How accounts payable fraud can affect small companies
There are often many opportunities for accounts payable fraud to occur in the small business environment. This article explains how accounts payable fraud can occur, how it may affect your small business and what you can do to eliminate this potential problem.
How fraud can affect a small company
Accounts payable fraud is one of the easiest an employee can commit, but it is often one of the hardest to detect, therefore it is a real threat to any company. A common way accounts payable fraud is perpetrated involves setting up a ‘bogus’ supplier in the accounting system, which is used to supply fake invoices for payment and then transferring funds from the company’s bank account to another bank account, which is usually that of an employee within the company.

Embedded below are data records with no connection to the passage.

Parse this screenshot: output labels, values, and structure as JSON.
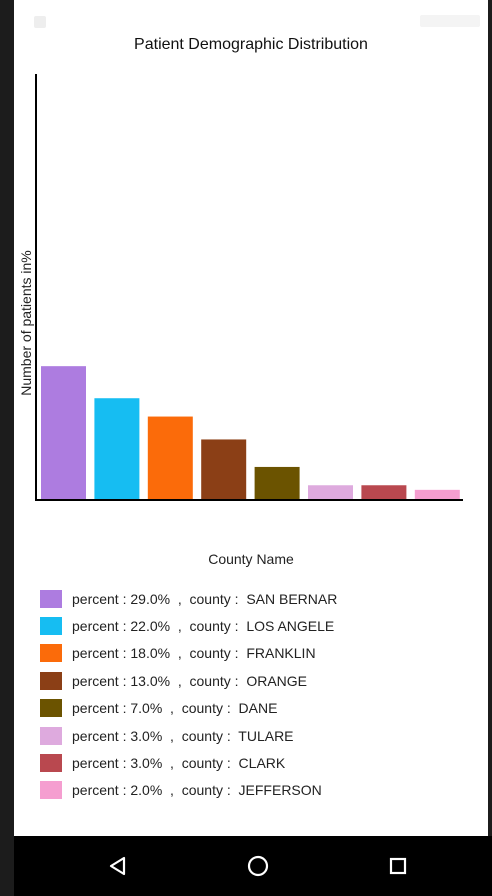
{
  "chart_data": {
    "type": "bar",
    "title": "Patient Demographic Distribution",
    "xlabel": "County Name",
    "ylabel": "Number of patients in%",
    "ylim": [
      0,
      93
    ],
    "grid": false,
    "legend_position": "bottom",
    "categories": [
      "SAN BERNAR",
      "LOS ANGELE",
      "FRANKLIN",
      "ORANGE",
      "DANE",
      "TULARE",
      "CLARK",
      "JEFFERSON"
    ],
    "values": [
      29.0,
      22.0,
      18.0,
      13.0,
      7.0,
      3.0,
      3.0,
      2.0
    ],
    "colors": [
      "#ad7ce0",
      "#16bdf2",
      "#fb6b0a",
      "#8b3f16",
      "#6b5300",
      "#deaade",
      "#b9484f",
      "#f59ed0"
    ]
  },
  "legend": {
    "items": [
      {
        "percent": "percent : 29.0%  ,",
        "county": "county :  SAN BERNAR"
      },
      {
        "percent": "percent : 22.0%  ,",
        "county": "county :  LOS ANGELE"
      },
      {
        "percent": "percent : 18.0%  ,",
        "county": "county :  FRANKLIN"
      },
      {
        "percent": "percent : 13.0%  ,",
        "county": "county :  ORANGE"
      },
      {
        "percent": "percent : 7.0%  ,",
        "county": "county :  DANE"
      },
      {
        "percent": "percent : 3.0%  ,",
        "county": "county :  TULARE"
      },
      {
        "percent": "percent : 3.0%  ,",
        "county": "county :  CLARK"
      },
      {
        "percent": "percent : 2.0%  ,",
        "county": "county :  JEFFERSON"
      }
    ]
  },
  "nav": {
    "back_icon": "back-triangle-icon",
    "home_icon": "home-circle-icon",
    "recents_icon": "recents-square-icon"
  }
}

Some readers may think that this attempt at defrauding the company would never work, but in the technological world we live in and the fact many people have access to computers, sophisticated design programs and printers, it is not too difficult to produce reasonably genuine looking invoice that can easily be slipped in a bundle of genuine invoices for some unsuspecting and lazy manager to authorise for payment.
Another fraud is where accounts payable staff use genuine suppliers to buy goods and products from for their own personal use and pay for them with company funds.
Accounts payable fraud is nothing less than theft and the main consequence of this is the extraction of cash out of the company. The decrease in cash may have knock on effects such as:
i) Causing the company to become overdrawn and incurring bank charges and interest. In Extreme cases the company may seek short term funding, such as an overdraft extension or bank loan which will incur further costs.
ii) Payments to genuine suppliers may have been delayed in order to pay the bogus supplier and any early settlement discounts available may be lost. In addition, paying the genuine suppliers late may result in interest and charges payable to the supplier.
iii) In extreme cases late payment to genuine suppliers may adversely affect the trading relationship, resulting in a lost supplier. If the goods bought from the suppliers are readily available from other sources this may not create too many issues, however if the supplier provides a unique product that is key to the company this could be more problematic.
So how do you ensure your company doesn’t suffer from accounts payable fraud? In order to combat fraud and identify any potential fraud before it happens, the company needs to implement a purchases control system, which is a pre-defined step by step way the company buys stock. From the purchase requisition to the ordering of the goods to the receipt of the goods to the final payment to the recording of the transaction in the financial records each step must be done in a specific way and checked or authorised by management at each and every step. Some may see a purchases control system as an overkill and unnecessary but it not only detects fraud but it also serves as a deterrent.
A strong purchases control system consists of segregation of duties within the company. This means that no single person is responsible for the whole of the purchasing function. If possible, split the purchasing function into distinct separate parts and allocate each part to a different person. Using this method the risk of fraud is greatly reduced, although there is still the possibility the employees may collude together but this is quite rare. If there are any concerns over collusion you need to replace your staff with more trust worthy individuals.
In smaller companies there is not usually the man power available for segregation of duties and it is not uncommon for the same individual to carry out all the functions of the purchases system. In these cases the control is achieved by close director involvement. In these instances the director must ensure it is vigilant in checking the requisitions, delivery notes and purchase invoices very carefully and does not become complacent. In these situations it is advisable the director retains control over the payment of the purchase ledger since this is the last action to be completed before the funds leave the company’s bank account.